1783 : Annus mirabilis (III)
Dans cette dernière partie, le Pr Vincent Courtillot relate les expériences de modélisation de l'éruption du Laki. Enfin il s'interroge sur l'impact presque négligeable d'un tel évènement à l'échelle géologique et tente d'y apporter des explications en donnant les conditions nécessaires pour une extinction en masse...
TROISIÈME ET DERNIÈRE PARTIE (extraite du chapitre 16 de l'ouvrage de Vincent Courtillot :
Nouveau Voyage au centre de la Terre chez Odile Jacob (septembre 2009)
"Les climatologues sont désormais capables de modéliser un tel scénario. C’est ce que nous avons fait avec Anne-Lise Chenet et Frédéric Fluteau pour tenter de reconstituer a posteriori les évolutions climatiques de l’extraordinaire année 1783. En injectant à la position de l’Islande les produits volcaniques selon l’histoire, l’altitude et le taux trouvés par Thordarson et Self, nous avons reconstitué, pour chaque cellule atmosphérique et pour chaque niveau d’altitude, la concentration des aérosols sulfuriques (responsables au sol du brouillard et des maladies) et leur évolution quotidienne. L’animation conçue par Chenet et Fluteau, et visible sur le site d’Anne-Lise Chenet (
http://www.ipgp.fr/~alchenet/chenet_2005.pdf), est parlante. Les couleurs représentent la concentration en soufre sur une échelle multiplicative (logarithmique). Il y a plus de trois ordres de grandeur (un facteur 1000) entre les couleurs les plus froides et les plus chaudes. La concentration atteint en Islande 1000 ppm et 50 ppm en Europe de manière soutenue. On considère en général qu’on ne peut se tenir plus d’un quart d’heure à proximité d’un volcan actif quand la concentration y dépasse 300 ppm : c’est le seuil d’évacuation des abords du volcan à Hawaï. Disons que sur la figure, les concentrations représentées par la couleur jaune et au-delà sont considérées comme toxiques (et au niveau rouge létales).
Notre modèle prédit pour le début de juin 1783, comme on pouvait s’y attendre, des vents dominants principalement orientés vers l’est et le sud-est, en direction de l’Europe, mais aussi parfois vers l’ouest et le Groenland.
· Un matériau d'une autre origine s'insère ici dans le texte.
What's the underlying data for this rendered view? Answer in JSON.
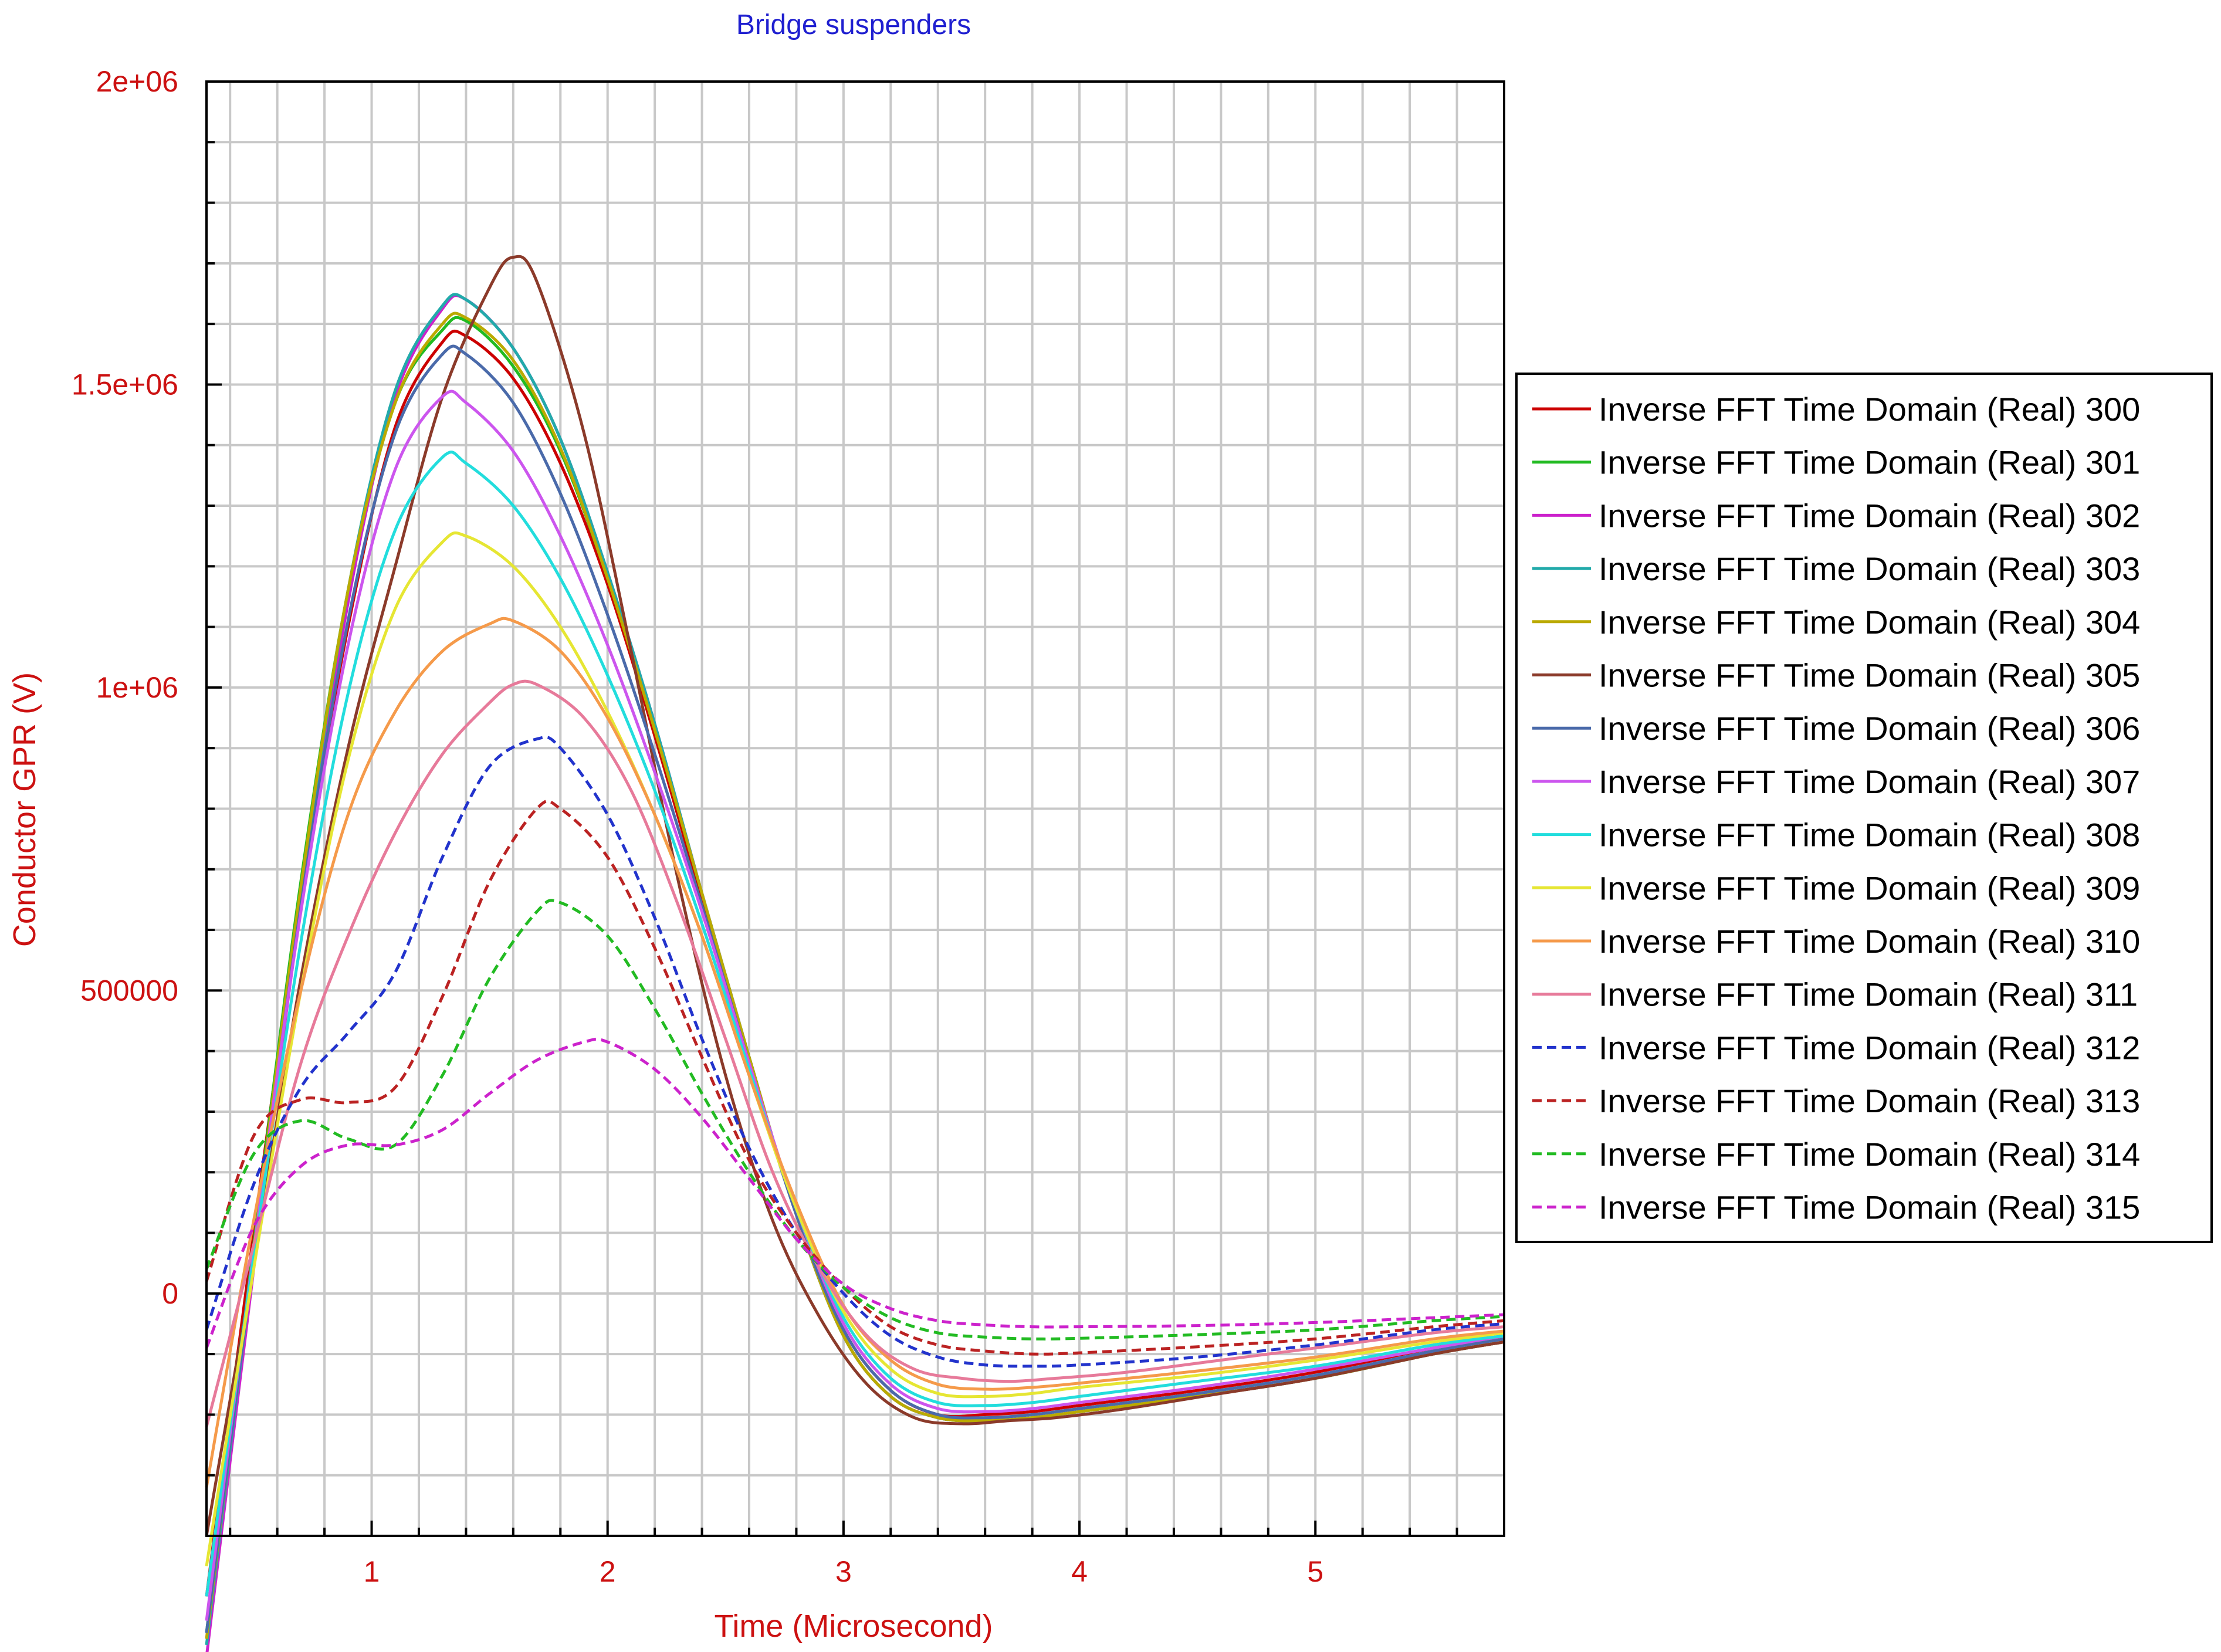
{
  "chart_data": {
    "type": "line",
    "title": "Bridge suspenders",
    "xlabel": "Time (Microsecond)",
    "ylabel": "Conductor GPR (V)",
    "xlim": [
      0.3,
      5.8
    ],
    "ylim": [
      -400000,
      2000000
    ],
    "x_ticks": [
      1,
      2,
      3,
      4,
      5
    ],
    "x_tick_labels": [
      "1",
      "2",
      "3",
      "4",
      "5"
    ],
    "y_ticks": [
      0,
      500000,
      1000000,
      1500000,
      2000000
    ],
    "y_tick_labels": [
      "0",
      "500000",
      "1e+06",
      "1.5e+06",
      "2e+06"
    ],
    "grid": true,
    "legend_position": "right",
    "series": [
      {
        "name": "Inverse FFT Time Domain (Real) 300",
        "color": "#cc0000",
        "dash": false,
        "x": [
          0.3,
          0.5,
          0.7,
          0.9,
          1.1,
          1.3,
          1.4,
          1.6,
          1.8,
          2.0,
          2.2,
          2.4,
          2.6,
          2.8,
          3.0,
          3.2,
          3.4,
          3.6,
          3.8,
          4.0,
          4.5,
          5.0,
          5.5,
          5.8
        ],
        "y": [
          -500000,
          100000,
          650000,
          1100000,
          1430000,
          1570000,
          1580000,
          1510000,
          1370000,
          1170000,
          920000,
          650000,
          390000,
          130000,
          -60000,
          -160000,
          -200000,
          -200000,
          -195000,
          -185000,
          -160000,
          -130000,
          -90000,
          -70000
        ]
      },
      {
        "name": "Inverse FFT Time Domain (Real) 301",
        "color": "#22bb22",
        "dash": false,
        "x": [
          0.3,
          0.5,
          0.7,
          0.9,
          1.1,
          1.3,
          1.4,
          1.6,
          1.8,
          2.0,
          2.2,
          2.4,
          2.6,
          2.8,
          3.0,
          3.2,
          3.4,
          3.6,
          3.8,
          4.0,
          4.5,
          5.0,
          5.5,
          5.8
        ],
        "y": [
          -560000,
          80000,
          680000,
          1160000,
          1470000,
          1590000,
          1605000,
          1530000,
          1390000,
          1180000,
          930000,
          660000,
          390000,
          130000,
          -70000,
          -170000,
          -205000,
          -210000,
          -205000,
          -195000,
          -170000,
          -140000,
          -100000,
          -80000
        ]
      },
      {
        "name": "Inverse FFT Time Domain (Real) 302",
        "color": "#cc22cc",
        "dash": false,
        "x": [
          0.3,
          0.5,
          0.7,
          0.9,
          1.1,
          1.3,
          1.4,
          1.6,
          1.8,
          2.0,
          2.2,
          2.4,
          2.6,
          2.8,
          3.0,
          3.2,
          3.4,
          3.6,
          3.8,
          4.0,
          4.5,
          5.0,
          5.5,
          5.8
        ],
        "y": [
          -600000,
          40000,
          640000,
          1140000,
          1480000,
          1625000,
          1640000,
          1560000,
          1410000,
          1190000,
          940000,
          660000,
          390000,
          130000,
          -70000,
          -170000,
          -205000,
          -210000,
          -205000,
          -195000,
          -170000,
          -140000,
          -100000,
          -80000
        ]
      },
      {
        "name": "Inverse FFT Time Domain (Real) 303",
        "color": "#22aaaa",
        "dash": false,
        "x": [
          0.3,
          0.5,
          0.7,
          0.9,
          1.1,
          1.3,
          1.4,
          1.6,
          1.8,
          2.0,
          2.2,
          2.4,
          2.6,
          2.8,
          3.0,
          3.2,
          3.4,
          3.6,
          3.8,
          4.0,
          4.5,
          5.0,
          5.5,
          5.8
        ],
        "y": [
          -580000,
          60000,
          660000,
          1160000,
          1490000,
          1630000,
          1640000,
          1560000,
          1410000,
          1190000,
          940000,
          660000,
          390000,
          130000,
          -70000,
          -170000,
          -205000,
          -210000,
          -205000,
          -195000,
          -170000,
          -140000,
          -100000,
          -80000
        ]
      },
      {
        "name": "Inverse FFT Time Domain (Real) 304",
        "color": "#bbaa00",
        "dash": false,
        "x": [
          0.3,
          0.5,
          0.7,
          0.9,
          1.1,
          1.3,
          1.4,
          1.6,
          1.8,
          2.0,
          2.2,
          2.4,
          2.6,
          2.8,
          3.0,
          3.2,
          3.4,
          3.6,
          3.8,
          4.0,
          4.5,
          5.0,
          5.5,
          5.8
        ],
        "y": [
          -570000,
          70000,
          670000,
          1160000,
          1470000,
          1600000,
          1610000,
          1540000,
          1395000,
          1180000,
          930000,
          660000,
          390000,
          130000,
          -70000,
          -170000,
          -205000,
          -210000,
          -205000,
          -195000,
          -170000,
          -140000,
          -100000,
          -80000
        ]
      },
      {
        "name": "Inverse FFT Time Domain (Real) 305",
        "color": "#8b3a2a",
        "dash": false,
        "x": [
          0.3,
          0.5,
          0.7,
          0.9,
          1.1,
          1.3,
          1.5,
          1.6,
          1.7,
          1.9,
          2.1,
          2.3,
          2.5,
          2.7,
          2.9,
          3.1,
          3.3,
          3.5,
          3.7,
          3.9,
          4.2,
          4.6,
          5.0,
          5.5,
          5.8
        ],
        "y": [
          -400000,
          50000,
          520000,
          900000,
          1200000,
          1480000,
          1660000,
          1710000,
          1670000,
          1420000,
          1060000,
          680000,
          360000,
          120000,
          -40000,
          -150000,
          -205000,
          -215000,
          -210000,
          -205000,
          -190000,
          -165000,
          -140000,
          -100000,
          -80000
        ]
      },
      {
        "name": "Inverse FFT Time Domain (Real) 306",
        "color": "#4a6aaa",
        "dash": false,
        "x": [
          0.3,
          0.5,
          0.7,
          0.9,
          1.1,
          1.3,
          1.4,
          1.6,
          1.8,
          2.0,
          2.2,
          2.4,
          2.6,
          2.8,
          3.0,
          3.2,
          3.4,
          3.6,
          3.8,
          4.0,
          4.5,
          5.0,
          5.5,
          5.8
        ],
        "y": [
          -560000,
          60000,
          640000,
          1110000,
          1420000,
          1550000,
          1550000,
          1470000,
          1320000,
          1120000,
          890000,
          640000,
          380000,
          130000,
          -60000,
          -160000,
          -200000,
          -205000,
          -200000,
          -190000,
          -165000,
          -135000,
          -95000,
          -75000
        ]
      },
      {
        "name": "Inverse FFT Time Domain (Real) 307",
        "color": "#cc55ee",
        "dash": false,
        "x": [
          0.3,
          0.5,
          0.7,
          0.9,
          1.1,
          1.3,
          1.4,
          1.6,
          1.8,
          2.0,
          2.2,
          2.4,
          2.6,
          2.8,
          3.0,
          3.2,
          3.4,
          3.6,
          3.8,
          4.0,
          4.5,
          5.0,
          5.5,
          5.8
        ],
        "y": [
          -540000,
          70000,
          630000,
          1070000,
          1360000,
          1480000,
          1470000,
          1390000,
          1250000,
          1070000,
          860000,
          630000,
          380000,
          140000,
          -50000,
          -150000,
          -190000,
          -195000,
          -190000,
          -180000,
          -155000,
          -125000,
          -90000,
          -70000
        ]
      },
      {
        "name": "Inverse FFT Time Domain (Real) 308",
        "color": "#22dddd",
        "dash": false,
        "x": [
          0.3,
          0.5,
          0.7,
          0.9,
          1.1,
          1.3,
          1.4,
          1.6,
          1.8,
          2.0,
          2.2,
          2.4,
          2.6,
          2.8,
          3.0,
          3.2,
          3.4,
          3.6,
          3.8,
          4.0,
          4.5,
          5.0,
          5.5,
          5.8
        ],
        "y": [
          -500000,
          60000,
          580000,
          990000,
          1260000,
          1380000,
          1370000,
          1300000,
          1180000,
          1020000,
          830000,
          610000,
          370000,
          140000,
          -40000,
          -140000,
          -180000,
          -185000,
          -180000,
          -170000,
          -145000,
          -120000,
          -85000,
          -70000
        ]
      },
      {
        "name": "Inverse FFT Time Domain (Real) 309",
        "color": "#e6e633",
        "dash": false,
        "x": [
          0.3,
          0.5,
          0.7,
          0.9,
          1.1,
          1.3,
          1.4,
          1.6,
          1.8,
          2.0,
          2.2,
          2.4,
          2.6,
          2.8,
          3.0,
          3.2,
          3.4,
          3.6,
          3.8,
          4.0,
          4.5,
          5.0,
          5.5,
          5.8
        ],
        "y": [
          -450000,
          40000,
          500000,
          880000,
          1130000,
          1240000,
          1250000,
          1200000,
          1100000,
          960000,
          790000,
          590000,
          360000,
          140000,
          -30000,
          -125000,
          -165000,
          -170000,
          -165000,
          -155000,
          -135000,
          -110000,
          -80000,
          -65000
        ]
      },
      {
        "name": "Inverse FFT Time Domain (Real) 310",
        "color": "#f59a4a",
        "dash": false,
        "x": [
          0.3,
          0.5,
          0.7,
          0.9,
          1.1,
          1.3,
          1.5,
          1.6,
          1.8,
          2.0,
          2.2,
          2.4,
          2.6,
          2.8,
          3.0,
          3.2,
          3.4,
          3.6,
          3.8,
          4.0,
          4.5,
          5.0,
          5.5,
          5.8
        ],
        "y": [
          -320000,
          120000,
          500000,
          790000,
          960000,
          1060000,
          1105000,
          1110000,
          1060000,
          950000,
          790000,
          590000,
          360000,
          150000,
          -20000,
          -110000,
          -150000,
          -158000,
          -155000,
          -148000,
          -128000,
          -105000,
          -75000,
          -62000
        ]
      },
      {
        "name": "Inverse FFT Time Domain (Real) 311",
        "color": "#e77a9a",
        "dash": false,
        "x": [
          0.3,
          0.5,
          0.7,
          0.9,
          1.1,
          1.3,
          1.5,
          1.6,
          1.7,
          1.9,
          2.1,
          2.3,
          2.5,
          2.7,
          2.9,
          3.1,
          3.3,
          3.5,
          3.7,
          3.9,
          4.2,
          4.6,
          5.0,
          5.5,
          5.8
        ],
        "y": [
          -220000,
          80000,
          380000,
          590000,
          760000,
          890000,
          975000,
          1005000,
          1005000,
          950000,
          830000,
          640000,
          420000,
          200000,
          40000,
          -70000,
          -125000,
          -140000,
          -145000,
          -140000,
          -130000,
          -110000,
          -90000,
          -65000,
          -55000
        ]
      },
      {
        "name": "Inverse FFT Time Domain (Real) 312",
        "color": "#2233cc",
        "dash": true,
        "x": [
          0.3,
          0.5,
          0.7,
          0.9,
          1.1,
          1.3,
          1.5,
          1.7,
          1.8,
          2.0,
          2.2,
          2.4,
          2.6,
          2.8,
          3.0,
          3.2,
          3.4,
          3.6,
          3.8,
          4.0,
          4.5,
          5.0,
          5.5,
          5.8
        ],
        "y": [
          -60000,
          180000,
          340000,
          430000,
          530000,
          720000,
          870000,
          915000,
          900000,
          790000,
          620000,
          420000,
          240000,
          100000,
          0,
          -70000,
          -105000,
          -118000,
          -120000,
          -118000,
          -105000,
          -85000,
          -60000,
          -50000
        ]
      },
      {
        "name": "Inverse FFT Time Domain (Real) 313",
        "color": "#bb2222",
        "dash": true,
        "x": [
          0.3,
          0.5,
          0.7,
          0.9,
          1.1,
          1.3,
          1.5,
          1.7,
          1.8,
          2.0,
          2.2,
          2.4,
          2.6,
          2.8,
          3.0,
          3.2,
          3.4,
          3.6,
          3.8,
          4.0,
          4.5,
          5.0,
          5.5,
          5.8
        ],
        "y": [
          20000,
          260000,
          320000,
          315000,
          340000,
          490000,
          680000,
          800000,
          800000,
          720000,
          570000,
          390000,
          220000,
          100000,
          10000,
          -55000,
          -85000,
          -95000,
          -100000,
          -98000,
          -88000,
          -75000,
          -55000,
          -45000
        ]
      },
      {
        "name": "Inverse FFT Time Domain (Real) 314",
        "color": "#22bb22",
        "dash": true,
        "x": [
          0.3,
          0.5,
          0.7,
          0.9,
          1.1,
          1.3,
          1.5,
          1.7,
          1.8,
          2.0,
          2.2,
          2.4,
          2.6,
          2.8,
          3.0,
          3.2,
          3.4,
          3.6,
          3.8,
          4.0,
          4.5,
          5.0,
          5.5,
          5.8
        ],
        "y": [
          40000,
          230000,
          285000,
          255000,
          245000,
          360000,
          520000,
          630000,
          645000,
          590000,
          470000,
          330000,
          200000,
          90000,
          10000,
          -40000,
          -65000,
          -72000,
          -75000,
          -74000,
          -68000,
          -60000,
          -45000,
          -38000
        ]
      },
      {
        "name": "Inverse FFT Time Domain (Real) 315",
        "color": "#cc22cc",
        "dash": true,
        "x": [
          0.3,
          0.5,
          0.7,
          0.9,
          1.1,
          1.3,
          1.5,
          1.7,
          1.9,
          2.0,
          2.2,
          2.4,
          2.6,
          2.8,
          3.0,
          3.2,
          3.4,
          3.6,
          3.8,
          4.0,
          4.5,
          5.0,
          5.5,
          5.8
        ],
        "y": [
          -90000,
          110000,
          210000,
          245000,
          245000,
          270000,
          330000,
          385000,
          415000,
          415000,
          370000,
          290000,
          190000,
          90000,
          15000,
          -25000,
          -45000,
          -52000,
          -55000,
          -55000,
          -53000,
          -48000,
          -40000,
          -35000
        ]
      }
    ]
  }
}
Dès la première quinzaine de juin (nos calculs « lissent » un peu le temps et l’espace et les détails ne doivent pas être pris au pied de la lettre), la « zone jaune » a déjà atteint l’Europe du Nord jusqu’à Moscou, le sud du Groenland et l’extrémité de Terre-Neuve, mais surtout une grande bande d’orientation nord-ouest / sud-est couvrant le nord-est des îles britanniques, et l’Europe continentale de la France et de l’Italie au Sud à la Scandinavie au Nord, avec des maxima en Allemagne, aux Pays-Bas et en Europe centrale. Une deuxième bouffée fin juin, puis une troisième début juillet suivent en gros le même chemin. La concentration reste élevée sur l’Europe en juillet (mais la péninsule ibérique paraît souvent épargnée) ; des zones très boréales et l’Asie centrale sont atteintes. Presque toute la partie de la Terre située au nord de 10°N de latitude connaît des concentrations anormales : l’effet de l’éruption est quasiment hémisphérique. Jusqu’en septembre, et de façon intermittente, chaque éruption est suivie d’un effet important en Europe et jusqu’au sud de la Méditerranée centrale. A partir d’octobre, la situation se stabilise. Fin décembre, tout l’hémisphère Nord au-delà de 30°N est cependant encore perturbé principalement dans la stratosphère. Le lessivage de la troposphère débarrasse en effet les basses couches de l’atmosphère plus rapidement des aérosols. […]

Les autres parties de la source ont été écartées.